- Born: April 7, 1922 London
- Died: October 13, 2010 (aged 88)
- Education: North London Collegiate School; Westfield College;
- Occupations: Professor; Author;

= Kathleen Jones (academic) =

English academic and writer (1922–2010)

Kathleen Jones (7 April 1922 – 13 October 2010) was a professor of social policy and Head of Department of Social Policy and Social Work, University of York, 1965–87 and Emeritus Professor after 1987.

She lived in York, England. Jones was educated at the North London Collegiate School and Westfield College, University of London (in Oxford). She worked in WEA and Extra-Mural teaching from 1943 to 1945, and went to work at the University of Manchester after a career break in 1951. She lectured in Social Administration until 1965, when she became Professor of Social Policy in the University of York, a post which she held until 1987. She travelled widely, to most countries in Europe, to North and Central America, to Russia, to China, to Malaysia, to the Middle East, mainly in the interests of mental health research. She was the author of some 22 books, and numerous reports, papers and articles.

==Public service==
Jones held a range of positions in British public life. She was a member of two Archbishop's Commissions, on the Church and State (1965–70) and Marriage (1968–69). From 1968 to 1970 she sat on both the Social Science Research Council's Sociology Committee and the Central Training Council in Child Care. From 1971 to 1973 she was a member of the Central Council for Education and Training in Social Work.

From 1974 to 1975 Jones sat on Lord Gardiner's Committee on Terrorism and Human Rights. She was the Chair of the Social Sciences Committee for the UK National Committee for UNESCO (1966–68) and the Social Policy Association (1966–69). From 1983 to 1986 she was Regional Chairman of the Mental Health Act Commission.

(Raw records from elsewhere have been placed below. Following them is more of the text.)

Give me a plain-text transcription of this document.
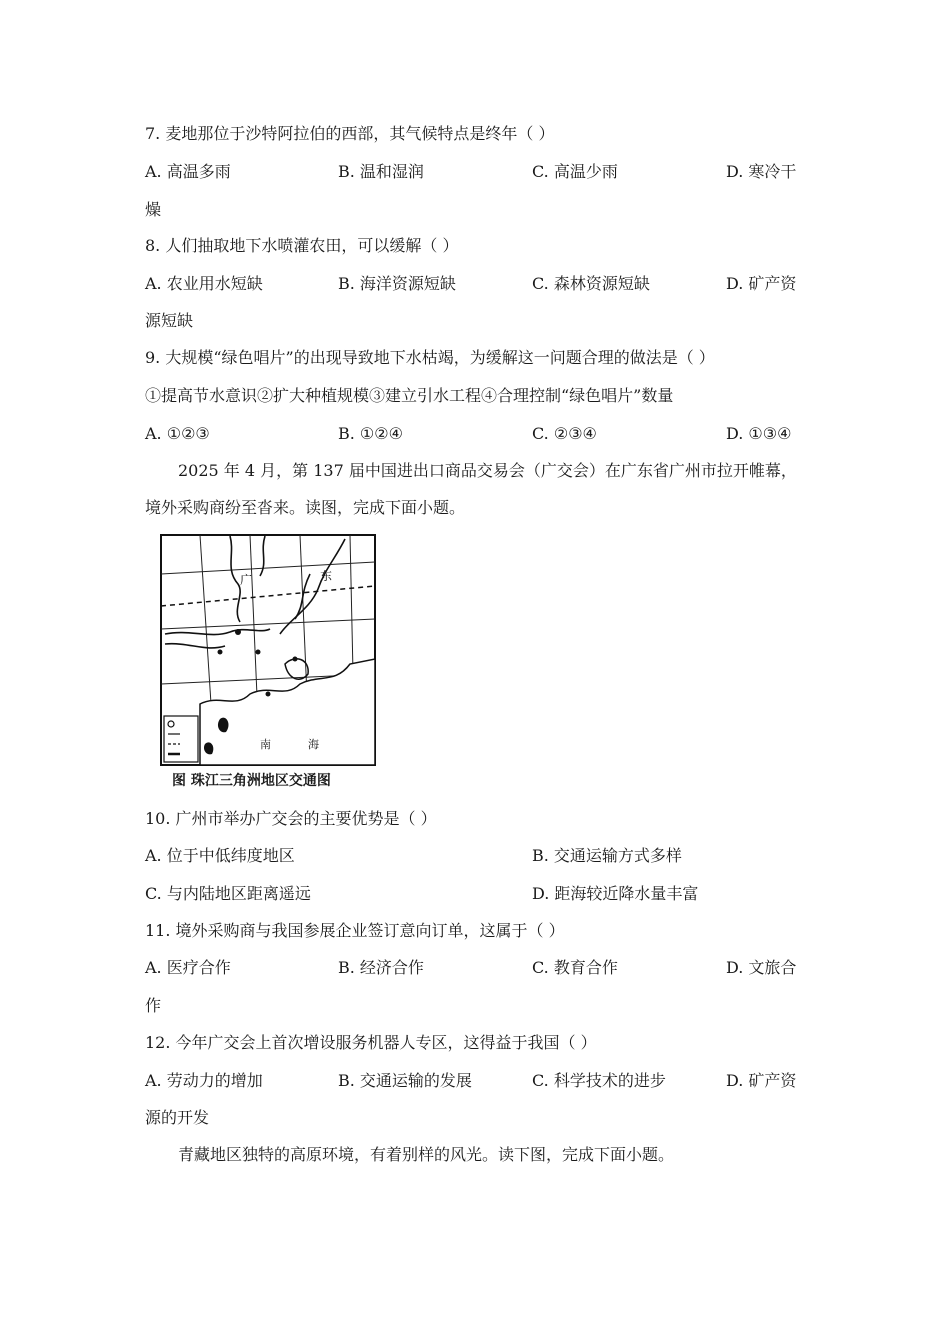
7. 麦地那位于沙特阿拉伯的西部，其气候特点是终年（ ）
A. 高温多雨	B. 温和湿润	C. 高温少雨	D. 寒冷干
燥
8. 人们抽取地下水喷灌农田，可以缓解（ ）
A. 农业用水短缺	B. 海洋资源短缺	C. 森林资源短缺	D. 矿产资
源短缺
9. 大规模“绿色唱片”的出现导致地下水枯竭，为缓解这一问题合理的做法是（ ）
①提高节水意识②扩大种植规模③建立引水工程④合理控制“绿色唱片”数量
A. ①②③	B. ①②④	C. ②③④	D. ①③④
2025 年 4 月，第 137 届中国进出口商品交易会（广交会）在广东省广州市拉开帷幕，
境外采购商纷至沓来。读图，完成下面小题。
广	东
南	海
图 珠江三角洲地区交通图
10. 广州市举办广交会的主要优势是（ ）
A. 位于中低纬度地区	B. 交通运输方式多样
C. 与内陆地区距离遥远	D. 距海较近降水量丰富
11. 境外采购商与我国参展企业签订意向订单，这属于（ ）
A. 医疗合作	B. 经济合作	C. 教育合作	D. 文旅合
作
12. 今年广交会上首次增设服务机器人专区，这得益于我国（ ）
A. 劳动力的增加	B. 交通运输的发展	C. 科学技术的进步	D. 矿产资
源的开发
青藏地区独特的高原环境，有着别样的风光。读下图，完成下面小题。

In studies following the founding of the National Health Service, Jones investigated "the reality of life in hostels and other forms of residential care", arguing that they did not provide improved accommodation to those who needed them.

==Publications==

===Books===
- Lunacy, Law and Conscience (1953)
- Social Welfare in Malaya (1958)
- Mental Health and Social Policy (1960)
- Mental Hospitals at Work (with Roy Sidebotham) (1962)
- The Teaching of Social Studies in British Universities (1965)
- The Compassionate Society (1965)
- A History of the Mental Health Services (1972)
- Opening the Door (with John Brown et al.) (1974)
- Issues in Social Policy (with John Brown and J. R. Bradshaw) (1978)
- Ideas on Institutions (with A. J. Fowles) (1984)
- Eileen Younghusband: a biography (1984)
- Experience in Mental Health (1988)
- Asylums and After (1993)
- Poems of St John of the Cross (1993)
- Butler’s Lives of the Saints, June volume (1997)
- Butler’s Lives of the Saints, December volume (1999)
- Women Saints (1999)
- Saints of the Anglican Calendar (2000)
- The Making of Social Policy in Britain (2001)
- Who Are the Celtic Saints? (2003)
- Songs of the Isles (2004)
- Challenging Richard Dawkins (2007)

===Other===
- Book-length research reports for Lord Gardiner’s Committee on Terrorism, Organisation for Economic Co-operation and Development, the Archbishops' Commission on Church and State, the Archbishops' Commission on Marriage, the Department of Health, the Department of the Environment.
- Editor of the Routledge and Kegan Paul Library of Sociology and Social Policy (1964–80) and The Year Book of Social Policy in Britain (1971-6).
- Many papers and articles in The Lancet, British Journal of Psychiatry, New Society, New Statesman.